European Union finance ministers adopted a preliminary agreement today to sharply boost the amount of capital banks must hold to offset risky trading activities.
EU states and the European Parliament have the final say on the reform. Finance ministers also asked EU president Sweden to start talks with parliament with a view to final adoption of the reform at first reading.
"The Council (of EU finance ministers) agreed on a general approach... on a draft directive aimed at strengthening disclosure and capital requirements for the trading book and resecuritisation instruments in the banking sector," an EU statement said.
The reform will also prevent bank pay policies "that generate unacceptable levels of risk", the statement added.
The measure was proposed by the EU's executive European Commission in July to strengthen the bloc's bank capital requirements rules (CRD) by applying lessons from the worst financial crisis in decades.
It is part of wider, global efforts spearheaded by the G20 group of leading countries to force banks to top up their capital and liquidity levels and lessen the likelihood that huge taxpayer backed bailouts of banks will be needed in the next crisis.

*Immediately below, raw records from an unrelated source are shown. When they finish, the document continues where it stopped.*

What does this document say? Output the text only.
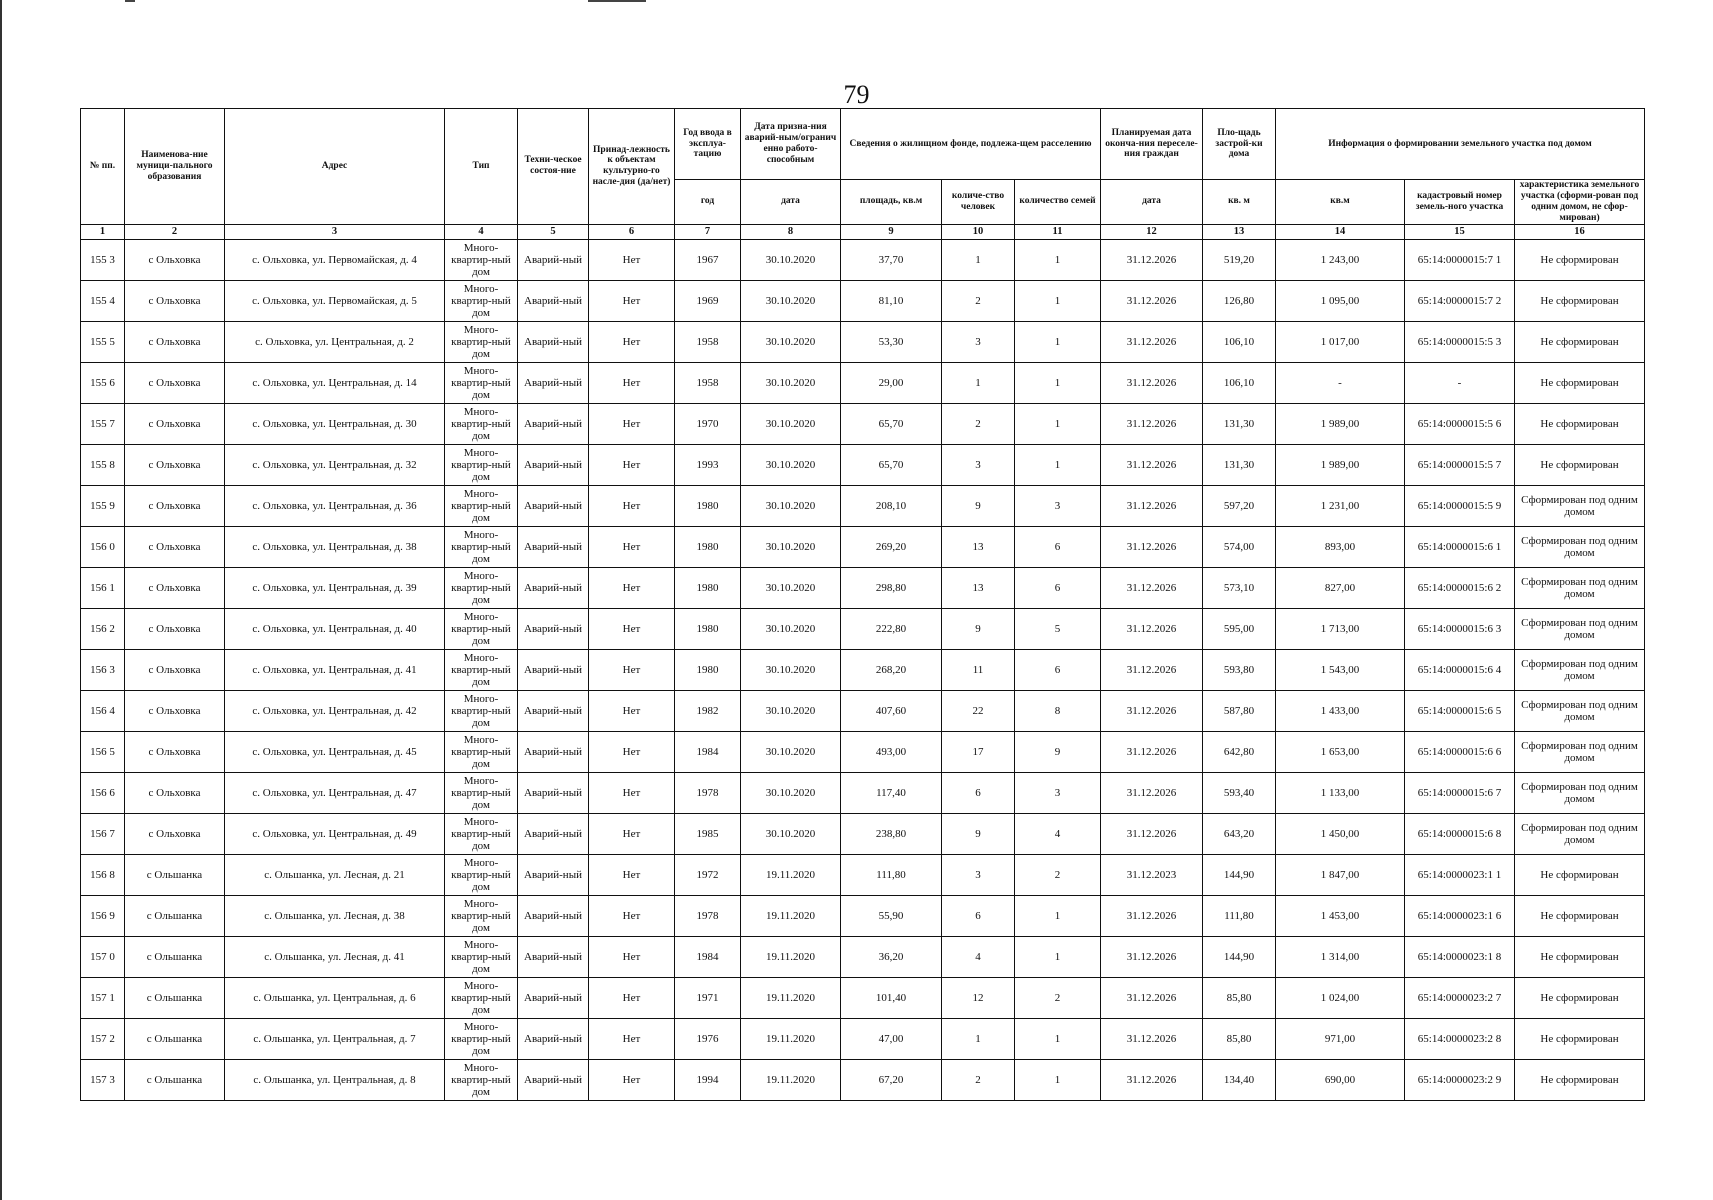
79
№ пп.	Наименова-ние муници-пального образования	Адрес	Тип	Техни-ческое состоя-ние	Принад-лежность к объектам культурно-го насле-дия (да/нет)	Год ввода в эксплуа-тацию	Дата призна-ния аварий-ным/огранич енно работо-способным	Сведения о жилищном фонде, подлежа-щем расселению			Планируемая дата оконча-ния переселе-ния граждан	Пло-щадь застрой-ки дома	Информация о формировании земельного участка под домом		
						год	дата	площадь, кв.м	количе-ство человек	количество семей	дата	кв. м	кв.м	кадастровый номер земель-ного участка	характеристика земельного участка (сформи-рован под одним домом, не сфор-мирован)
1	2	3	4	5	6	7	8	9	10	11	12	13	14	15	16
155 3	с Ольховка	с. Ольховка, ул. Первомайская, д. 4	Много-квартир-ный дом	Аварий-ный	Нет	1967	30.10.2020	37,70	1	1	31.12.2026	519,20	1 243,00	65:14:0000015:7 1	Не сформирован
155 4	с Ольховка	с. Ольховка, ул. Первомайская, д. 5	Много-квартир-ный дом	Аварий-ный	Нет	1969	30.10.2020	81,10	2	1	31.12.2026	126,80	1 095,00	65:14:0000015:7 2	Не сформирован
155 5	с Ольховка	с. Ольховка, ул. Центральная, д. 2	Много-квартир-ный дом	Аварий-ный	Нет	1958	30.10.2020	53,30	3	1	31.12.2026	106,10	1 017,00	65:14:0000015:5 3	Не сформирован
155 6	с Ольховка	с. Ольховка, ул. Центральная, д. 14	Много-квартир-ный дом	Аварий-ный	Нет	1958	30.10.2020	29,00	1	1	31.12.2026	106,10	-	-	Не сформирован
155 7	с Ольховка	с. Ольховка, ул. Центральная, д. 30	Много-квартир-ный дом	Аварий-ный	Нет	1970	30.10.2020	65,70	2	1	31.12.2026	131,30	1 989,00	65:14:0000015:5 6	Не сформирован
155 8	с Ольховка	с. Ольховка, ул. Центральная, д. 32	Много-квартир-ный дом	Аварий-ный	Нет	1993	30.10.2020	65,70	3	1	31.12.2026	131,30	1 989,00	65:14:0000015:5 7	Не сформирован
155 9	с Ольховка	с. Ольховка, ул. Центральная, д. 36	Много-квартир-ный дом	Аварий-ный	Нет	1980	30.10.2020	208,10	9	3	31.12.2026	597,20	1 231,00	65:14:0000015:5 9	Сформирован под одним домом
156 0	с Ольховка	с. Ольховка, ул. Центральная, д. 38	Много-квартир-ный дом	Аварий-ный	Нет	1980	30.10.2020	269,20	13	6	31.12.2026	574,00	893,00	65:14:0000015:6 1	Сформирован под одним домом
156 1	с Ольховка	с. Ольховка, ул. Центральная, д. 39	Много-квартир-ный дом	Аварий-ный	Нет	1980	30.10.2020	298,80	13	6	31.12.2026	573,10	827,00	65:14:0000015:6 2	Сформирован под одним домом
156 2	с Ольховка	с. Ольховка, ул. Центральная, д. 40	Много-квартир-ный дом	Аварий-ный	Нет	1980	30.10.2020	222,80	9	5	31.12.2026	595,00	1 713,00	65:14:0000015:6 3	Сформирован под одним домом
156 3	с Ольховка	с. Ольховка, ул. Центральная, д. 41	Много-квартир-ный дом	Аварий-ный	Нет	1980	30.10.2020	268,20	11	6	31.12.2026	593,80	1 543,00	65:14:0000015:6 4	Сформирован под одним домом
156 4	с Ольховка	с. Ольховка, ул. Центральная, д. 42	Много-квартир-ный дом	Аварий-ный	Нет	1982	30.10.2020	407,60	22	8	31.12.2026	587,80	1 433,00	65:14:0000015:6 5	Сформирован под одним домом
156 5	с Ольховка	с. Ольховка, ул. Центральная, д. 45	Много-квартир-ный дом	Аварий-ный	Нет	1984	30.10.2020	493,00	17	9	31.12.2026	642,80	1 653,00	65:14:0000015:6 6	Сформирован под одним домом
156 6	с Ольховка	с. Ольховка, ул. Центральная, д. 47	Много-квартир-ный дом	Аварий-ный	Нет	1978	30.10.2020	117,40	6	3	31.12.2026	593,40	1 133,00	65:14:0000015:6 7	Сформирован под одним домом
156 7	с Ольховка	с. Ольховка, ул. Центральная, д. 49	Много-квартир-ный дом	Аварий-ный	Нет	1985	30.10.2020	238,80	9	4	31.12.2026	643,20	1 450,00	65:14:0000015:6 8	Сформирован под одним домом
156 8	с Ольшанка	с. Ольшанка, ул. Лесная, д. 21	Много-квартир-ный дом	Аварий-ный	Нет	1972	19.11.2020	111,80	3	2	31.12.2023	144,90	1 847,00	65:14:0000023:1 1	Не сформирован
156 9	с Ольшанка	с. Ольшанка, ул. Лесная, д. 38	Много-квартир-ный дом	Аварий-ный	Нет	1978	19.11.2020	55,90	6	1	31.12.2026	111,80	1 453,00	65:14:0000023:1 6	Не сформирован
157 0	с Ольшанка	с. Ольшанка, ул. Лесная, д. 41	Много-квартир-ный дом	Аварий-ный	Нет	1984	19.11.2020	36,20	4	1	31.12.2026	144,90	1 314,00	65:14:0000023:1 8	Не сформирован
157 1	с Ольшанка	с. Ольшанка, ул. Центральная, д. 6	Много-квартир-ный дом	Аварий-ный	Нет	1971	19.11.2020	101,40	12	2	31.12.2026	85,80	1 024,00	65:14:0000023:2 7	Не сформирован
157 2	с Ольшанка	с. Ольшанка, ул. Центральная, д. 7	Много-квартир-ный дом	Аварий-ный	Нет	1976	19.11.2020	47,00	1	1	31.12.2026	85,80	971,00	65:14:0000023:2 8	Не сформирован
157 3	с Ольшанка	с. Ольшанка, ул. Центральная, д. 8	Много-квартир-ный дом	Аварий-ный	Нет	1994	19.11.2020	67,20	2	1	31.12.2026	134,40	690,00	65:14:0000023:2 9	Не сформирован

The reform puts into EU law principles agreed by the global Basel Committee on Banking Supervision which finalised its new rules on trading book capital in July and are due to take effect from the end of 2010.
Capital requirements on assets held on a bank's trading book currently attract far lower capital than if they were parked on the firm's main book. This resulted in too little capital being held when the credit crunch started unfolding over two years ago.
The Basel Committee estimates that trading book capital will be two to three times higher under the new rules, a shift analysts say will prompt a rethink by some banks as to whether they want to continue trading certain complex or risky assets.
The EU reform will also introduce even higher capital requirements on resecuritised products such the complex collateralised debt obligations squared found at the heart of the credit crunch.
The measure will also give supervisors teeth to enforce guidelines drawn up by the global Financial Stability Board to curb remuneration policies at banks to stop too much risk taking.
Supervisors will be able to punish breaches, such as by forcing a bank to top up its capital requirements.